Here's what I know how to set from .bat:
- Colors = (color XY) where x and y are hex digits for the predefined colors
- Prompt = (prompt $p$g) sets the prompt to "C:\etc\etc >" the default prompt
- Title = (title "text") sets the window title to "text"
- Screen Size = (mode con: cols=XX lines=YY) sets the columns and lines size of the window
- Path = (SET PATH=%~d0\bin;%PATH%) sets up local path to my tools and appends the computer's path
So that's all great. But there are a few settings I can't seem to set from the bat. Like, how would I set these up wihtout using the Properties dialogue:
- Buffer = not screen size, but the buffer
- Options like quick edit mode and autocomplete
- Popup colors
- Font. And can you use a font on the portable drive, or must it be installed to work?
- Command history options
For true Buffer Size adjustment use DOSKEY /LISTSIZE=size
You can't change colors within the shell anymore since Microsoft took ANSI ESC control out of the command/cmd prompts.

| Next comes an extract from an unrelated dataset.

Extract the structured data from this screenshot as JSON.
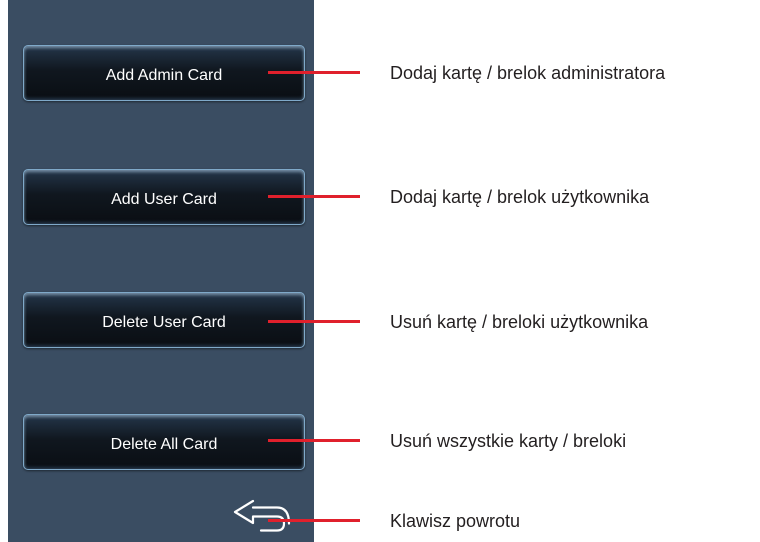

Regarding auto-completion:
Couldn't find any command history options in there ( cmd /? ), and it looks like the other options you asked about are set exclusively through registry settings.
You can set these values through a shortcut (.LNK file).
I have a shortcut on my desktop with this as the "Target:"
%windir%\system32\cmd.exe /K C:\MIKE\STARTUP.CMD
The /K switch tell CMD to run the batch file (which sets some variables, the prompt, etc.) and then stay open.
If you right-click on the shortcut and view its properties, you can set the window and buffer size, popup colors, starting position (x,y axes) etc. The settings will be saved in the shortcut itself and will be applied every time you open CMD using that shortcut.
Regarding setting the buffer size:
Using
mode con: cols=XX lines=YY
sets not only the window (screen) size, but the buffer size too.If you specify a size allowed by your system, based on available screen size, you'll see that both window and buffer dimension are set to the same value; .e.g:
results in the following (values are the same):
By contrast, if you specify values that are too large based on the available screen size, you'll see that the window size changes to its maximum, but the buffer size is changed to the values as specified.